Stopping Power Calculator
From these two items, you can reverse engineer your algorithm, needing only a "few" look-up tables.
This takes care of "handguns". For "larger" weapons, just get input data for rifles and shotguns.
A good source is the ammo section of Midway USA. Just select a few "representative" rifle and shotgun "loads".
Ammunition - Shop Premium & Discount Ammunition at MidwayUSA
All this is almost completely bogus in terms of predicted performance in the real world.
But, not to worry. You are after a "mildly logical algorithm" which has a shot (pun intended)
at separating "weapon performance" on some human or alien or whatever.
You have enough "meat" here to at least start that job, I think. Good Luck !

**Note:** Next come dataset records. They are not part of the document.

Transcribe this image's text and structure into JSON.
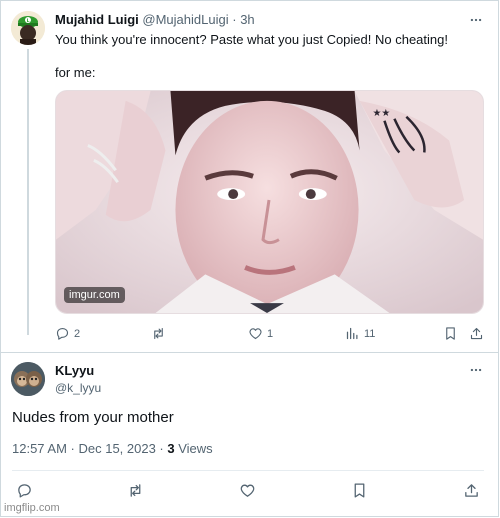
{
  "tweet": {
    "author_name": "Mujahid Luigi",
    "author_handle": "@MujahidLuigi",
    "separator": "·",
    "time": "3h",
    "text_line1": "You think you're innocent? Paste what you just Copied! No cheating!",
    "text_line2": "for me:",
    "image_caption": "imgur.com",
    "actions": {
      "replies": "2",
      "reposts": "",
      "likes": "1",
      "views": "11"
    },
    "icons": [
      "reply-icon",
      "repost-icon",
      "like-icon",
      "views-icon",
      "bookmark-icon",
      "share-icon",
      "more-icon"
    ]
  },
  "reply": {
    "author_name": "KLyyu",
    "author_handle": "@k_lyyu",
    "text": "Nudes from your mother",
    "timestamp": "12:57 AM · Dec 15, 2023 · ",
    "views_count": "3",
    "views_label": " Views"
  },
  "watermark": "imgflip.com",
  "colors": {
    "text": "#0f1419",
    "secondary": "#536471",
    "border": "#cfd9de",
    "luigi_green": "#2e8b2e"
  }
}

Oh yeah, plain old physics.
Momentum MV= Mass (M) x Velocity (V)
Area A = Pi x Diameter (D) x Diameter (D) that is, D squared. Pi =22/7. For us, 3.14159265 is close enough.
Kinetic Energy KE = Mass (M) x Velocity (V) x Velocity (V) that is, Velocity Squared.
KE is often used as a crude indicator of a cartridge's "go-power".
Both Velocity and KE are listed for ammo in Midway USA's ammo section.
Not to get too technical here, but long ago Sir Isaac Newton established "how the apple falls".
Momentum MV = Mass M x Velocity V.
Kinetic Energy KE = Mass M x (Velocity V) x (Velocity V). That is, V squared.
When fooling with this stuff for ammo, Mass M is in grains. Velocity V is in feet/second.
Getting KE in foot-pounds requires figuring out a nasty conversion factor.
I will leave THAT to the student.
It's always nice to hear from someone who knows what he's writing about!
Thanks, Dan.
(I wonder if maybe we should PM Cryotech with all of this stuff.)
After that disgrace of a sequel, I doubt Crytek is looking for realism. Send it to these guys: Bohemia Interactive
KG
Nevermind, thought you were making a crack about Crytek. Didn't notice the OP's name...'twould appear to be a rather uncreative moniker.
KG
Thanks Steve, a warm fuzzy is ALWAYS appreciated.
Long ago and far away I worked 31 years in automobile passenger car safety. In a lot of different areas.
My most favorite cartoon EVER was from around 1970. It shows two guys standing in front of a room-sized computer.
One says "the world is full of data, much of it yearning to be analyzed". It became my motto and mantra.
Dan, thank you for the correction on energy vs momentum. I did indeed neglect the V^2. Always happy to see a critical set of eyes on the boards.
Cyrotech I would help you out but I'm not that savvy, I hope you can find the answer here that your looking for.